5. A 72-year-old man with a history of lower extremity DVT is admitted to the ICU for pneumonia. While in the hospital, he develops worsening asymmetric lower extremity edema. You perform a point-of-care DVT evaluation and notice some venous abnormalities. Which of the following findings on ultrasound is more suggestive of residual venous thrombosis/scarring rather than acute DVT?

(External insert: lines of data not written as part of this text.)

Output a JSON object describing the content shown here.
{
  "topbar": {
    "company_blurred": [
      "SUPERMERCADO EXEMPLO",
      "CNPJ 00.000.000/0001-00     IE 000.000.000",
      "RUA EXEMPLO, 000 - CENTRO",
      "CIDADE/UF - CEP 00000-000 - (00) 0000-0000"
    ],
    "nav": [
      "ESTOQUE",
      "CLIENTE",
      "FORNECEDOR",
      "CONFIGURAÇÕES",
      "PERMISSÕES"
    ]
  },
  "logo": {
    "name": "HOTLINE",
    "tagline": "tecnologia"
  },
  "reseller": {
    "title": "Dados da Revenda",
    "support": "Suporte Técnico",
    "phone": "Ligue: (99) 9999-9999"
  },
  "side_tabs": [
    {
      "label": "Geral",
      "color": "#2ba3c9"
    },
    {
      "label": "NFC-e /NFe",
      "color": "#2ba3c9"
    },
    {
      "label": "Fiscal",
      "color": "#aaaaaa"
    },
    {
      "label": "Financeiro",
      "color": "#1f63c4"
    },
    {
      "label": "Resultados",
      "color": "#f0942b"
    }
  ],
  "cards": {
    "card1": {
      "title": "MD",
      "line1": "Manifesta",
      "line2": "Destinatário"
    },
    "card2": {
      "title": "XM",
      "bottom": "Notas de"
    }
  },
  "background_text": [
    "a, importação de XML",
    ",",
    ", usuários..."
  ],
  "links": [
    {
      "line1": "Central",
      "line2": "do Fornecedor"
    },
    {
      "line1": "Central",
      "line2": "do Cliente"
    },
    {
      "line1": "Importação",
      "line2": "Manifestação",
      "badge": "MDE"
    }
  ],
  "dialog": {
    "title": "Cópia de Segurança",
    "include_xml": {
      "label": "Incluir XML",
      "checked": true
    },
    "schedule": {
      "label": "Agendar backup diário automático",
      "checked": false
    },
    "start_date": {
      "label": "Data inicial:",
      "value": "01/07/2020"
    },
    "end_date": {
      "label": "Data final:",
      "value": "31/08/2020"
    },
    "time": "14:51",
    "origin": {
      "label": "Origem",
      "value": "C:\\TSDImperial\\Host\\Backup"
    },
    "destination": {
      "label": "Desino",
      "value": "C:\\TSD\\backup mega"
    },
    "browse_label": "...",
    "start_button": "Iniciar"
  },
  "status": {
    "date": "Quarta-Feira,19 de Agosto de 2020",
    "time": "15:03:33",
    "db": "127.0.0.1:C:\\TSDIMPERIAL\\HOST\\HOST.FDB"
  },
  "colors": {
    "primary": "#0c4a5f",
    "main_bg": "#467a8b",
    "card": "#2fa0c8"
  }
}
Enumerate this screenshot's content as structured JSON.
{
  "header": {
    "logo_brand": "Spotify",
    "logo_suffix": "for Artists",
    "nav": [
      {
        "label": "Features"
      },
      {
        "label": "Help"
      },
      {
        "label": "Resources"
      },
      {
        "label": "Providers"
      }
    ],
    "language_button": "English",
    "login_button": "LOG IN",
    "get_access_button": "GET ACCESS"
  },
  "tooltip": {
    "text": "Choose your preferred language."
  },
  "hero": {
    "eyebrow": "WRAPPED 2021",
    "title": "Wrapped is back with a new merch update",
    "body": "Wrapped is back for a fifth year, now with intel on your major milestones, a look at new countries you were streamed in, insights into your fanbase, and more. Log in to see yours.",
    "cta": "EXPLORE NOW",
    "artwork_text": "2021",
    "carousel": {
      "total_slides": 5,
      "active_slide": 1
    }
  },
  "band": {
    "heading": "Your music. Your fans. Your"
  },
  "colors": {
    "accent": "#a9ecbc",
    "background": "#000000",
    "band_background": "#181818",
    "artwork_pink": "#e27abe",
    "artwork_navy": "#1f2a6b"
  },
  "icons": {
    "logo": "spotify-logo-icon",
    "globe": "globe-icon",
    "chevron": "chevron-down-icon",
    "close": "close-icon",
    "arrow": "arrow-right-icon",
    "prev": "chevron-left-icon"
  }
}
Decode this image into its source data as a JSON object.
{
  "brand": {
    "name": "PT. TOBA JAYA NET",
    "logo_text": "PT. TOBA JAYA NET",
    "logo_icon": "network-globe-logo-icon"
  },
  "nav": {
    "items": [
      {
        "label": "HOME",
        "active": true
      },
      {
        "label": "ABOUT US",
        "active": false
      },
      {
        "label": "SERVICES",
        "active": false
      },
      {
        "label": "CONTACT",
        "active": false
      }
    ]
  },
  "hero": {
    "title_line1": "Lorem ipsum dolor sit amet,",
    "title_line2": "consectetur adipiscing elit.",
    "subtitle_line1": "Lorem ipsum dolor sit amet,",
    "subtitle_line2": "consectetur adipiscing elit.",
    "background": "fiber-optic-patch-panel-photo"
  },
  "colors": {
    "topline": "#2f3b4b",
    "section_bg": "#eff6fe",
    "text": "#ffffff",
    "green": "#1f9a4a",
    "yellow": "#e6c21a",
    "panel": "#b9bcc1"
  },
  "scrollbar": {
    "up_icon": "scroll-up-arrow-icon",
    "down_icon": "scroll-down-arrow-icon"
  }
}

A. Thrombus firmly adherent to vessel wall
B. Vein dilation
C. Smooth intraluminal material
D. Intraluminal material that is deformable during compression
View Answer
5. Correct Answer: A. Thrombus firmly adherent to vessel wall
Rationale: In critically ill patients with a history of DVT, it may be difficult to differentiate between acute DVT and chronic venous scarring on ultrasound. Multiple findings are suggestive of acute venous thrombosis: (1) intraluminal material that is deformable during compression, (2) dilation of the vein, (3) smooth intraluminal material, (4) a free tail floating proximally from the attachment of the clot on the vein wall.1 Over time, acute DVTs may evolve and demonstrate ultrasonographic signs of chronic scarring. These findings are largely dependent on the evolution of the thrombus, including lysis, thrombectomy, or embolic phenomena.2 Residual thromboses may form chronic scars and are more likely to be firmly adherent to the vein wall. Acute DVTs are more likely to be free-floating with small attachment sites to the vessel wall. A list of ultrasonographic findings to differentiate acute DVT and chronic scarring is included in Table 70.2.